An EU Commission official was forced to delete her social media presence after sharing “false information” about the COVID pandemic, the Telegraph noted.
Serving as the executive branch of the EU, Commission officials are nominally required to maintain strict neutrality regarding criticising national governments. The disciplined employee in question was a female legal officer with the Commission who was forced to delete her Facebook and Instagram accounts for attacking the COVID policy of national governments. She was found to have acted in contravention of the Commission’s Code of Conduct which mandates impartiality towards member states and their governments.
Her social media posts were also flagged as fake news by Facebook and for having broken Article 11 of EU staff guidelines which require employees to stay above national politics and focus solely on the interests and business of the EU.

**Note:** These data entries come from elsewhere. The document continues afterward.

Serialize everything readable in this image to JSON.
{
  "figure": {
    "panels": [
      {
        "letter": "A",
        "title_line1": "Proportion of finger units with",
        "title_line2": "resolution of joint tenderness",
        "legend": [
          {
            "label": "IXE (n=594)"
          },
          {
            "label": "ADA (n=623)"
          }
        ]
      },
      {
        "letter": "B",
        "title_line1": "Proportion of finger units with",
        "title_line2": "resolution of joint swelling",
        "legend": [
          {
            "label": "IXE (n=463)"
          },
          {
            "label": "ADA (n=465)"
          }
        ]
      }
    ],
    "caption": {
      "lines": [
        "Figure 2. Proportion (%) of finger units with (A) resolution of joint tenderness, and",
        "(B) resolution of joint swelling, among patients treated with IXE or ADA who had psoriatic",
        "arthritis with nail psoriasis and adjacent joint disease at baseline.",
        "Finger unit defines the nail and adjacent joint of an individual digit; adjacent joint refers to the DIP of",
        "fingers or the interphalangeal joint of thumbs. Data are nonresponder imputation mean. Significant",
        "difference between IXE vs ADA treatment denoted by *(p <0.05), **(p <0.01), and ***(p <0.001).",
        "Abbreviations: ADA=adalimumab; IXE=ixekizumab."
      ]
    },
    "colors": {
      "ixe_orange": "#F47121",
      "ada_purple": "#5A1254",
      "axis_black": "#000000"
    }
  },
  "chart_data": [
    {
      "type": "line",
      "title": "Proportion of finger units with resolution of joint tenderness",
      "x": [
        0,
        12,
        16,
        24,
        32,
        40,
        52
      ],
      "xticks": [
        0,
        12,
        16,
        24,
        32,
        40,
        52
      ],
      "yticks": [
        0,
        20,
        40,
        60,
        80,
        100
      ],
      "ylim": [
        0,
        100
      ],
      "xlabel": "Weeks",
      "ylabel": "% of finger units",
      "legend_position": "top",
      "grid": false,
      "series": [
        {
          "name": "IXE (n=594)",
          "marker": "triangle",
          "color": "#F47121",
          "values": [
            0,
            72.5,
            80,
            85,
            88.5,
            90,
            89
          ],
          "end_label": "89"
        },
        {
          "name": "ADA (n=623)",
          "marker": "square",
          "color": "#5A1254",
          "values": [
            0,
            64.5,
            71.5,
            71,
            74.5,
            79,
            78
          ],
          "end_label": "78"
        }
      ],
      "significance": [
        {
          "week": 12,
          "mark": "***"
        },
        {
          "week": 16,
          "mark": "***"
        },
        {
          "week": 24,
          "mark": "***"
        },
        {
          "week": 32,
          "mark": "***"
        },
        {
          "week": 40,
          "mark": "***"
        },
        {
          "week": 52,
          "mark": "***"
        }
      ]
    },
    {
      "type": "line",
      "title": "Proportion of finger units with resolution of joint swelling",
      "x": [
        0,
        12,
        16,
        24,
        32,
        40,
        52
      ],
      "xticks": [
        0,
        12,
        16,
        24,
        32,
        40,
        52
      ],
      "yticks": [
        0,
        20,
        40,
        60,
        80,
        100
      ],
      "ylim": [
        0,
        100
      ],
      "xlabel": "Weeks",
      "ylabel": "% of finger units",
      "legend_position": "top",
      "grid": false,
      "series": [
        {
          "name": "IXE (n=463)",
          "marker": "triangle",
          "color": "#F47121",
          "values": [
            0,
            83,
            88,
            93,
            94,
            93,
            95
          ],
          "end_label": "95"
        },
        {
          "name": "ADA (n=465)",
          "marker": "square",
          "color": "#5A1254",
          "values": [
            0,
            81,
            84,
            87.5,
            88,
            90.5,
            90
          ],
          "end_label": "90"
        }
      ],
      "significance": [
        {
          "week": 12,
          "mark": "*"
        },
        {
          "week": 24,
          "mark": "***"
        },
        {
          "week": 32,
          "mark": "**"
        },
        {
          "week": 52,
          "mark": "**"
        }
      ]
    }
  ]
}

An EU disciplinary report revealed that the EU only fired three employees last year, despite investigations into professional wrongdoing. All in all, the EU investigated just over 100 cases of professional misconduct last year, according to the 2022 report, including instances of sexual misconduct, racism, and using Commission equipment to view “inappropriate websites.”
One official was given a written warning for helping a family member to jump the queue on COVID vaccination; one was fired for truancy, and another, a male official, was fired for sexual harassment of a female co-worker, leading to an additional penalty of a reduced pension. The number of disciplinary cases jumped 9% since 2021 and included a temporary worker suspended for “fraudulent requests for reimbursements of medical expenses.”
EU institutions employ just over 60,000 people, the majority of which work full or part-time in the Commission and have often been criticised for overly generous employment laws which protect inefficient officials. Speaking to The European Conservative, director of the MCC Brussels think-tank Frank Furedi, who specialises in monitoring Brussels mishaps, described the EU as a “discipline-free zone” in response to the report, adding that officials couldn’t resist bending the rules when required.
The general leniency given to Commission staff was illustrated in the recent case of transport official Henrik Hololei who was not fired but merely relocated to a new department, despite serious accusations of a conflict of interests regarding junkets to Qatar while negotiating an open skies agreement with the Gulf state.